On note dès lors le changement progressif de la figure du maître puisque plusieurs générations de musiciens ont suivi un cursus universitaire, en musique ou dans d’autres disciplines, parallèlement à une formation musicale traditionnelle. Une des stratégies des musiciens est en effet de tenir compte des différents contextes éducatifs en prenant le meilleur du système traditionnel, à savoir un sens de l’exécution, un style particulier et le prestige donné par le nom du gurū et du gharānā, tout en acquérant un diplôme qui atteste d’une éducation réussie. Découlant de cette dynamique d’interpénétration des contextes d’enseignement, le profil du musicien qui se généralise est celui de l’artiste diplômé, parlant anglais, qui développe une approche réflexive sur sa tradition musicale et qui sait théoriser son savoir pour l’adapter à des publics variés. La maîtrise des outils de communication et de promotion se banalise également : les artistes créent des réseaux sur la toile autant qu’ils cultivent les liens avec les cercles musicaux locaux. Quelques jeunes musiciens sont même devenus des e-gurū en proposant un enseignement à distance via des sites spécialisés ou en utilisant une interface vidéo pour communiquer avec leurs disciples basés à l’étranger. Les conséquences de ces changements sur les différents niveaux de la production musicale restent encore à évaluer.
Le contexte général étant posé, présentons les points mis en avant par les musiciens pour définir l’enseignement traditionnel. Ses caractéristiques apparaissent souvent par comparaison avec le contexte de l’école de musique et celui du cours privé (tuition).

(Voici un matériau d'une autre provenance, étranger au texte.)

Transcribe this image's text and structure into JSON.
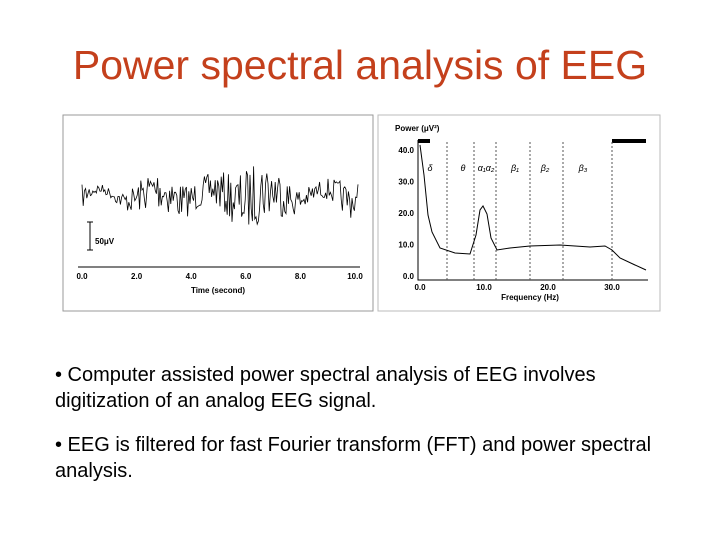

Les enfants qui ont grandi dans un environnement musical ont une approche intuitive de la musique : ils sont capables de reconnaître certains rāg et tāl27avant même de recevoir leur première leçon. L’initiation par imprégnation est reconnue comme un avantage au niveau de la formation de l’oreille et de l’acquisition de futures aptitudes musicales. Elle ne suffit pas, cependant, pour développer une compétence musicale car la musique classique implique un haut degré de connaissance et nécessite à ce titre un apprentissage formel. Sa transmission se fait donc sur le modèle d’instruction de maître à disciple au sein même du réseau familial : une formation planifiée succède à une première phase d’initiation non programmée. Même si la grande variation des pratiques développées d’une famille à l’autre rend difficile toute généralisation, c’est souvent entre l’âge de cinq et huit ans que débutent les cours de musique sous l’égide d’un aîné de la famille. Le parcours pédagogique de Kamal Sabri, jeune joueur professionnel de sāraṅgī (vièle à archet) illustre ce point. Il a été formé très tôt par son père, Ustad Sabri Khan, à l’art de l’accompagnement musical qui implique une connaissance du chant et du tablā (paire de tambours) avant et en parallèle de la maîtrise technique de la sāraṅgī.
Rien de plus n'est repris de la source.